BUGS and discrepancies:

- Do what you want with this library, but at your own risks, and according to the LGPL (see the LGPL.txt file).

- There is the possibility of unknown bugs. And this is based on GNU libm 2.4, so any potential bug in that version are almost surely present in streflop too.

- Extended support is INCOMPLETE. Proper functions are missing, in particular the trigonometric functions. The ldbl-96 implementation of the libm does not contain a generic implementation for these files. Since strelop enforces strict separation of Extended and Double functions, these functions were instead implemented by temporarily switching to Double using streflop_init<Double>, calling the function and storing the result on the stack, switching back to streflop_init<Extended>, then converting the result to an Extended number.



Acknowledgments:

- Thanks to Tobi Vollebregt for feedback, Win32 reports, testing, and patches, especially the FP rounding mode correction.

- This code heavily relies on GNU Libm, itself depending on Sun's netlib fplibm, GNU MP, and IBM's multi-precision library.

- This code uses the SoftFloat library for the software floating-point implementation.

- The random number generator is the Mersene Twister, created by Takuji Nishimura and Makoto Matsumoto, and adapted to C++ for this project.

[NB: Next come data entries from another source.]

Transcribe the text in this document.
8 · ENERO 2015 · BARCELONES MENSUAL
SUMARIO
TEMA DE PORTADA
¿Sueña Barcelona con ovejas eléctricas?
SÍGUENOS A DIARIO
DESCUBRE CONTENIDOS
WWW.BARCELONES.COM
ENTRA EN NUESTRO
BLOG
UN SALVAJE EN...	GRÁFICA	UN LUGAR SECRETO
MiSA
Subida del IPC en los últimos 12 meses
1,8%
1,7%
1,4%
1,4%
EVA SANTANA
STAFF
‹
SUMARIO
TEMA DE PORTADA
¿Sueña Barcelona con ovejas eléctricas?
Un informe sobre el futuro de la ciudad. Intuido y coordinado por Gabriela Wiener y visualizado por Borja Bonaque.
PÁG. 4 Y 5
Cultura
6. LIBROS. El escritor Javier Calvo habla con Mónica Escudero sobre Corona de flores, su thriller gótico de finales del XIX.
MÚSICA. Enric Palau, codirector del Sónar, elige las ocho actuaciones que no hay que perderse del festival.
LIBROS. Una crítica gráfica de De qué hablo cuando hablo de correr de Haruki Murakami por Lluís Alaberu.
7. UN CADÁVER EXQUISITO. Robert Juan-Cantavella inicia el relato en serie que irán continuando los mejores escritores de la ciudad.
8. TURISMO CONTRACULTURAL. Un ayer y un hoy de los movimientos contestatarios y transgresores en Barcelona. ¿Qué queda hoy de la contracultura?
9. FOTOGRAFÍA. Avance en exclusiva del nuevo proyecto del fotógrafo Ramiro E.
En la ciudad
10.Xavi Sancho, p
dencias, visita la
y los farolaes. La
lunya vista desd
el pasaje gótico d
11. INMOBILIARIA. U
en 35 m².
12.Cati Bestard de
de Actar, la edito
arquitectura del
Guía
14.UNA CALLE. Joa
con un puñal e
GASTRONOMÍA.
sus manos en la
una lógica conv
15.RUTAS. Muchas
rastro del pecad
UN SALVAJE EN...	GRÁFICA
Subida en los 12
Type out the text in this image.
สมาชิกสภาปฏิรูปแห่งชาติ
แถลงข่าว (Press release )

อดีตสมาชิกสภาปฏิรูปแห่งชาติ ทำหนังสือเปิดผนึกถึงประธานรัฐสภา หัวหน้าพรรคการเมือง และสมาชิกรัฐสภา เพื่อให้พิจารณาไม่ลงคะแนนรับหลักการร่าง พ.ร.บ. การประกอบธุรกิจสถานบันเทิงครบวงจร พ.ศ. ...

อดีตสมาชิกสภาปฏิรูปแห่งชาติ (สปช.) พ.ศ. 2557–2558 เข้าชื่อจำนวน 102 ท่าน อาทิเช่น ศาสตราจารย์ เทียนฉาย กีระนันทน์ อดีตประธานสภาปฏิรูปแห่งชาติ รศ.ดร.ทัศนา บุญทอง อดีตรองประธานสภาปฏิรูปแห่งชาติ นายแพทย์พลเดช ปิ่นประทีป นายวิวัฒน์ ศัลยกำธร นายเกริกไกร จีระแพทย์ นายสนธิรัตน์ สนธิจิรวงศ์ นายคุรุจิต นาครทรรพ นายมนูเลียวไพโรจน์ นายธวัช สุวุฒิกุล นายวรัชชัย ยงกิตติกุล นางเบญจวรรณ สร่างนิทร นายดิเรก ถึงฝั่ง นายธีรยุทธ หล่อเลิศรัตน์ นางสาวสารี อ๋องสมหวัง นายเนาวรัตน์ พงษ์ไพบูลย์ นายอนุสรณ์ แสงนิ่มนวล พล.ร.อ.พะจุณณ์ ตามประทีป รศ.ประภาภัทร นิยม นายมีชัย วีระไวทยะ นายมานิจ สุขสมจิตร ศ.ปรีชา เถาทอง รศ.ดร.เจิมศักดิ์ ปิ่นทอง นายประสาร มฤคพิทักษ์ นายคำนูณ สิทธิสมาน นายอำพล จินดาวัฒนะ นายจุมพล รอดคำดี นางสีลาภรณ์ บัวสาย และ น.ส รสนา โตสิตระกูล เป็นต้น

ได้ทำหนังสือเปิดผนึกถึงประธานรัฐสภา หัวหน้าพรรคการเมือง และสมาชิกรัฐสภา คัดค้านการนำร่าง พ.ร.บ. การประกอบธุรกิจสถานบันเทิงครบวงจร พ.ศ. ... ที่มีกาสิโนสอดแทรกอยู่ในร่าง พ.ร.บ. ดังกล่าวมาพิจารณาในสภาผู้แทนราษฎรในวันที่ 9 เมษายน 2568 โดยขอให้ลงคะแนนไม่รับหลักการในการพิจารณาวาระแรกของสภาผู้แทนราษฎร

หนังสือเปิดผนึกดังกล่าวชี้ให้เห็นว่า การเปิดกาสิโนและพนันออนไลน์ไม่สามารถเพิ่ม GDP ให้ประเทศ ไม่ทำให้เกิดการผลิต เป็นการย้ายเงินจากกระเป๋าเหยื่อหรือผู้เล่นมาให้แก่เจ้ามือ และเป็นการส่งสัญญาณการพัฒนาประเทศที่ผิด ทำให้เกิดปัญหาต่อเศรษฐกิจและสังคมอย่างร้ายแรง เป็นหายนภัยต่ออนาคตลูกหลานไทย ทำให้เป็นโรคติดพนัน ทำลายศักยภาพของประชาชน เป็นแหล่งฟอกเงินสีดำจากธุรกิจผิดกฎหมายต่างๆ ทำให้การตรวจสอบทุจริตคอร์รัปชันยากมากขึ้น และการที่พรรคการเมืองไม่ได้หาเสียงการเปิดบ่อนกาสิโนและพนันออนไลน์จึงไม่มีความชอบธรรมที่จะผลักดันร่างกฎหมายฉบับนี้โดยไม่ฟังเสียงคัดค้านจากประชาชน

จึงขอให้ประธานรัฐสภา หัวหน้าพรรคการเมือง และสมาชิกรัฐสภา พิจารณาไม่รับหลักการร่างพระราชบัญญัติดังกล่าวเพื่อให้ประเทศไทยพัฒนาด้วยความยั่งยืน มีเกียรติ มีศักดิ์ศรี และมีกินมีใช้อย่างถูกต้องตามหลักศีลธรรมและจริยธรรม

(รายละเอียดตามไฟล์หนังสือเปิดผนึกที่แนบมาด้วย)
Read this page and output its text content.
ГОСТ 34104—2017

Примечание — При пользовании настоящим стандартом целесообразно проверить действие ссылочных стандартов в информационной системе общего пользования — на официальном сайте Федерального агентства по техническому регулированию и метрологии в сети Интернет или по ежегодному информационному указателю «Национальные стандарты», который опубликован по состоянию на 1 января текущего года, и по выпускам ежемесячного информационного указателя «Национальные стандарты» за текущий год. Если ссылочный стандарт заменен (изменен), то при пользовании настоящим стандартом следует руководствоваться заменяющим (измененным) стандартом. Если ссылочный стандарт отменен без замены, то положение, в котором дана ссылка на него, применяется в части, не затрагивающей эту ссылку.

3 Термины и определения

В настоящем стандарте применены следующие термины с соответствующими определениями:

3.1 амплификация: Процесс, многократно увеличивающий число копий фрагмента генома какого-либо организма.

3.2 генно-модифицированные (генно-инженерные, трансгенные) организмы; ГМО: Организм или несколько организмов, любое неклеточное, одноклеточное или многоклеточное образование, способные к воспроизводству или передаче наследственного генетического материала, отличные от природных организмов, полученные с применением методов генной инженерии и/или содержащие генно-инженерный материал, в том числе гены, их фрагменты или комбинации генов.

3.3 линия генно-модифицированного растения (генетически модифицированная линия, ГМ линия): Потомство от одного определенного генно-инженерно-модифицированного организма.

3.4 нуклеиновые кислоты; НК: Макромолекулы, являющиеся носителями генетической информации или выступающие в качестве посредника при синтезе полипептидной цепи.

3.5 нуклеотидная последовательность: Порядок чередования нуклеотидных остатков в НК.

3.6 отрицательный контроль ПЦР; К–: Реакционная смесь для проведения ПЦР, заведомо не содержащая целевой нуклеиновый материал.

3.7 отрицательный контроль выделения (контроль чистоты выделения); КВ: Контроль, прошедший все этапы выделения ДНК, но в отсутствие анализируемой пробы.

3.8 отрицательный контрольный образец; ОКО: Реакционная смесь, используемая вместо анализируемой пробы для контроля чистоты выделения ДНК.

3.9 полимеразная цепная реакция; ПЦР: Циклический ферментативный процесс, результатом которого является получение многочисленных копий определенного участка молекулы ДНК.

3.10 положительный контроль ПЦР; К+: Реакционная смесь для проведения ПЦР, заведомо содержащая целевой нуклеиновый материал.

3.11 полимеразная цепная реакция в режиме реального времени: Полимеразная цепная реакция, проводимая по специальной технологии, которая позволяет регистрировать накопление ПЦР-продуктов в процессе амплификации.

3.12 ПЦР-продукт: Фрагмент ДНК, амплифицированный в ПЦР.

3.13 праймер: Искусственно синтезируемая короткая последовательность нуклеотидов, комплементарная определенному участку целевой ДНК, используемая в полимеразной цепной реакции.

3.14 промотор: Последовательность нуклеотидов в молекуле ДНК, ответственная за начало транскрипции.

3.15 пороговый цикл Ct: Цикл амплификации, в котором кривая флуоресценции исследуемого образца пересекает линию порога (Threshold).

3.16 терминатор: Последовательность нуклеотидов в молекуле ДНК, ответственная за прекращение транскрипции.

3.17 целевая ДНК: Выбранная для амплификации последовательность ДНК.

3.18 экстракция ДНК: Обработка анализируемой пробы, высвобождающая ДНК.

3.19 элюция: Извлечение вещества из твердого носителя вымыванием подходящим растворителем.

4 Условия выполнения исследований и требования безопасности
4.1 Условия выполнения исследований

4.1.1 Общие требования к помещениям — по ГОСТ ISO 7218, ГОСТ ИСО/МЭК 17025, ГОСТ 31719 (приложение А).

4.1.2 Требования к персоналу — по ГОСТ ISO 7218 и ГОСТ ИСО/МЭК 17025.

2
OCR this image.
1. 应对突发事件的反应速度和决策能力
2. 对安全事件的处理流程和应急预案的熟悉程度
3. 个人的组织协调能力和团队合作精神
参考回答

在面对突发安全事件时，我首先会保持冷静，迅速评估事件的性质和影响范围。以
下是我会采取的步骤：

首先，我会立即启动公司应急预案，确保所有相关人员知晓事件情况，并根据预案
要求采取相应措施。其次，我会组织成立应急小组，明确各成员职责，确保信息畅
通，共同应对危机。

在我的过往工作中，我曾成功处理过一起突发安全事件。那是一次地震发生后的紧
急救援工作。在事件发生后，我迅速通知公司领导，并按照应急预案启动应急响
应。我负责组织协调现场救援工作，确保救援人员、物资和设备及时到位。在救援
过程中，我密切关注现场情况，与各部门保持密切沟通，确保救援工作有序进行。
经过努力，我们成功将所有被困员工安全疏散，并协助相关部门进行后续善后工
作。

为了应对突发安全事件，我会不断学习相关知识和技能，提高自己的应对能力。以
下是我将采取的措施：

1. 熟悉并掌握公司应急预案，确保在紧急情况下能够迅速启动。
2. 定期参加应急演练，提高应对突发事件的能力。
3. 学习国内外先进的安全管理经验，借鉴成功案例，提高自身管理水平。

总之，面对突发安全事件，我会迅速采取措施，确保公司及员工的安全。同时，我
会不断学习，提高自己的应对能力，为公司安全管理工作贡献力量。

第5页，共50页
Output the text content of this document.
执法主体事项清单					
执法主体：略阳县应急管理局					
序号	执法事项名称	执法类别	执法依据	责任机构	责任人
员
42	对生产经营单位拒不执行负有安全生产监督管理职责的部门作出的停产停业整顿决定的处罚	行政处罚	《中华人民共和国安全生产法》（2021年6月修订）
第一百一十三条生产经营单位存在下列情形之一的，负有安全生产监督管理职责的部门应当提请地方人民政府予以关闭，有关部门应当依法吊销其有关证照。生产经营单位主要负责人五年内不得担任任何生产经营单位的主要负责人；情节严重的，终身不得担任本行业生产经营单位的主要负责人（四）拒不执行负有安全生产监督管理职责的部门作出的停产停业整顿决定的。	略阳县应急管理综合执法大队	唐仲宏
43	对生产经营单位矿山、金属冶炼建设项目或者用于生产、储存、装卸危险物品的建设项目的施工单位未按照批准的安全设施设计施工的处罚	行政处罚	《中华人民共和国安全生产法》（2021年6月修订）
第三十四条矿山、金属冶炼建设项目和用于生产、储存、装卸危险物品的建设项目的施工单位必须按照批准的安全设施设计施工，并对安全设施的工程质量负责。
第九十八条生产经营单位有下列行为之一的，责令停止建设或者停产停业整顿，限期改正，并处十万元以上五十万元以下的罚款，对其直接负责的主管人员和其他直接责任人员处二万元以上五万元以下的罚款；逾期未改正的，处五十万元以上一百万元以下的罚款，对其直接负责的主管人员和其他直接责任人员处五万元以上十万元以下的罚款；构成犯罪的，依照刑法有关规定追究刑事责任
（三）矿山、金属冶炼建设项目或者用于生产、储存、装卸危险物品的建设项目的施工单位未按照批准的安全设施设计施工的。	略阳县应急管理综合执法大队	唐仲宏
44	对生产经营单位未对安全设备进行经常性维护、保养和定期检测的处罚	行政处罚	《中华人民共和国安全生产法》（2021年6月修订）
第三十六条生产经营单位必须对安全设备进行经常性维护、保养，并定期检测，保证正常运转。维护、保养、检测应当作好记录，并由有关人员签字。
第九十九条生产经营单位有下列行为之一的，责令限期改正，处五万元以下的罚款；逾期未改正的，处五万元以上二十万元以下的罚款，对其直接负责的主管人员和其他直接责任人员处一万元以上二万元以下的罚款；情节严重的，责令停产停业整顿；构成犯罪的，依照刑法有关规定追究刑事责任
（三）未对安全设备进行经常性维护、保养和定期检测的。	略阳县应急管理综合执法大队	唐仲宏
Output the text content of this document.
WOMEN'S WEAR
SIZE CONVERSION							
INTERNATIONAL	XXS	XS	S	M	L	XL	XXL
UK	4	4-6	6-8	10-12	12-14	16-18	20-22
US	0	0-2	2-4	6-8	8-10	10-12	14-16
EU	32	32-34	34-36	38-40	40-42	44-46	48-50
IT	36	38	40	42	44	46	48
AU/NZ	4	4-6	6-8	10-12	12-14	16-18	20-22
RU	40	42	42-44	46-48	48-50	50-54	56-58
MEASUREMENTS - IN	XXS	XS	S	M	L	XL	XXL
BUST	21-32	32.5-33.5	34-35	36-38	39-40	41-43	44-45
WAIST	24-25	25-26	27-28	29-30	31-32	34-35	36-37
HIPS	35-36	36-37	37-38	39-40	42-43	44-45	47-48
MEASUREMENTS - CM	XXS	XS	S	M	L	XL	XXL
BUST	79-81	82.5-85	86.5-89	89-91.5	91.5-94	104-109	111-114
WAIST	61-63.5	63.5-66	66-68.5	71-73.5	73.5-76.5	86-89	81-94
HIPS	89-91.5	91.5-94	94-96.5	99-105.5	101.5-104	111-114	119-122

Please read the (BSD-like) license in Random.cpp if you intend to make binary packages of this library (and according to LGPL).

- Please read the history and copyright information in the accompanying README.txt files in the libm and softfloat directories, as well as the LGPL.txt file in this directory.



History:

- Version 0.3: Bug correction, especially about the x87 rounding modes. Added ldexp functions a corrected a fmod typo.

- Version 0.2: Compatibility with <math.h>: Added the xxxf and xxxl aliases for Simple and Extended versions of the xxx Double function.

- Version 0.1: First public release.



How you can help:

- Test the library and report potential bugs.

- Port the library to new FPU and operating systems.

- Help extend the GNU libm first, and only then import that work in this project.